Já houve contactos oficiais?
Saíram na imprensa e não foram negados pelo PS, há muitos meses… É demasiado tarde para negar. Há uma espécie de impulso de me convidar, de me sugerir o lugar tal nas listas para que deixe de dizer o que estou a dizer, que deixe de fazer o que estou a fazer. Apelo a que não me ofereçam lugares, isso não me move. Ofereçam a todos os cidadãos à esquerda abertura e possibilidade de convergência.

Está a dizer que o BE já lhe ofereceu lugar?
Não, que isso fique claro.

A quem é que está a incomodar mais para lhe oferecerem um lugar?
O que o LIVRE tem gerado é muito entusiasmo em pessoas que não estão na actividade política e nas que estão com algum incómodo. Esse incómodo deve servir de encorajamento para fazermos melhor. Se para ajudar a esse processo for importante eu dizer que não sou candidato, fá-lo-ei com o maior dos prazeres.

Não é estranho que a criação de um partido dependa da proximidade de um acto eleitoral e da convergência de outros partidos?
Este não é um partido para as Europeias. As europeias são importantes para ajudar a falar das coisas que importam em Portugal. Mas as autárquicas já eram importantes, já deveríamos ter tido este tipo de acção. Simplesmente a maior parte das pessoas que estão nestas coisas, a mim me incluo, fizeram petições, manifestos, manifestações, congressos, na esperança que os partidos que já estavam em cena evoluíssem. As europeias são importantes porque temos só 21 deputados e precisamos de ter os melhores possíveis.

Nas próximas legislativas, caso saia vencedor, acha que o PS terá mais tendência para negociar à direita ou à esquerda?
As condições que se têm cristalizado na democracia portuguesa fazem com que só possamos ter governos ancorados à direita, inclusive de bloco central. Ou no máximo de centro. Não sendo a novidade principal do LIVRE, é importante que surja um partido que, ao invés de fazer da convergência tabu, faça da convergência um objectivo.

Então será mais um teste ao PS do que ao LIVRE?
É um teste a nós todos. Essa alternativa de governação não se faz só a falar acerca dela. Faz-se discutindo conteúdos programáticos, criando grupos de trabalho ou faz-se, como noutros países, depois de um resultado eleitoral. As pessoas sentam-se à mesa sem ser sobre a pressão da política de curto prazo…
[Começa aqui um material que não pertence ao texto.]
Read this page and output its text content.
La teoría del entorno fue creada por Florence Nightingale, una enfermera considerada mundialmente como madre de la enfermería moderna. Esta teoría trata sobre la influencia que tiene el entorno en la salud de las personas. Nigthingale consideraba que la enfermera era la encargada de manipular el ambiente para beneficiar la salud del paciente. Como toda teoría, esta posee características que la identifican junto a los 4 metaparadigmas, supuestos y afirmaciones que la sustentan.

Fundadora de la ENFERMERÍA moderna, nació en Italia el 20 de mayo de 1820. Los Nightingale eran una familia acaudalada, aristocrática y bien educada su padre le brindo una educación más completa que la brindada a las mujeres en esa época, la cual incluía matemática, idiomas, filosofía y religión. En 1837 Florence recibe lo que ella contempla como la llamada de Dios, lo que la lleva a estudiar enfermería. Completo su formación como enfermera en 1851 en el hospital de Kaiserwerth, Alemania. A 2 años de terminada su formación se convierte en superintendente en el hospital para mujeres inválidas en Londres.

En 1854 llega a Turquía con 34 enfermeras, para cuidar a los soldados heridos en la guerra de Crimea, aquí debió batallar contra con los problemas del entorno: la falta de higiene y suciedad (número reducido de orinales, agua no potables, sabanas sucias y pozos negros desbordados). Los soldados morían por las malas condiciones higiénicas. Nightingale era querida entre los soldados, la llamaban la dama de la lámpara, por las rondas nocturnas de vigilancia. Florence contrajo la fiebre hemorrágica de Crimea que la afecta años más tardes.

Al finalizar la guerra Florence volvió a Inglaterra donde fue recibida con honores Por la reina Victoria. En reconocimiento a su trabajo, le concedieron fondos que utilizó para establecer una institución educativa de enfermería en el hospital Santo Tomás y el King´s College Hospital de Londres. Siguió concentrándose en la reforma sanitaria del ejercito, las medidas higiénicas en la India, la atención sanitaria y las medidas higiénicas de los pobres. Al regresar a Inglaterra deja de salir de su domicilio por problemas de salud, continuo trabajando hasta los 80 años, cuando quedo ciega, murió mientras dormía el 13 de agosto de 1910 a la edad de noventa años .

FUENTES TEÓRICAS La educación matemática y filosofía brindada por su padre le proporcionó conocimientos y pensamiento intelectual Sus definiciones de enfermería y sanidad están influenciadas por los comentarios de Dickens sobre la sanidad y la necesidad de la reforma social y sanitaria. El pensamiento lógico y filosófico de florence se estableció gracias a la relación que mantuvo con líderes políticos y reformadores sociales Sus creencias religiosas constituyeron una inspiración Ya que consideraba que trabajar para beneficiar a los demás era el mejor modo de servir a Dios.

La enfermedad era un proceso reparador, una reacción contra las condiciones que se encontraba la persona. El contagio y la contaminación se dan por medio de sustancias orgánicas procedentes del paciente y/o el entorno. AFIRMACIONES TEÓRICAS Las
Já disse que se sente bem ideologicamente com a ala mais à esquerda do PS e com os mais moderados do Bloco.
É verdade, muita gente da ala moderada do Bloco, infelizmente, tem sido empurrada para fora. Alguns saíram, outros deixaram de ter actividade política permanente.

Está a falar de quem?
Saíram José Sá Fernandes, Daniel Oliveira, Joana Amaral Dias, a Ana Drago agora está com menos actividade.

Ela também foi empurrada?
Não, mas sei qual era a tendência de que toda esta gente fazia parte, a Política XXI. É claro que no tempo do Miguel Portas as coisas eram diferentes. A questão é que nem a ala esquerda do PS nem a ala moderada do BE são determinantes. No meio da esquerda sempre tivemos um problema.

Esse é que é o meio da esquerda?
Inclui esta gente. Como até agora não temos tido sujeito político no meio da esquerda, é fácil aos partidos pescarem à linha. Em nenhum dos três partidos – PS, PCP e BE – esta área é determinante, mas tenho a impressão que no eleitorado é. A ala esquerda no PS protesta mas não determina e no Bloco é a mesma coisa com a área moderada.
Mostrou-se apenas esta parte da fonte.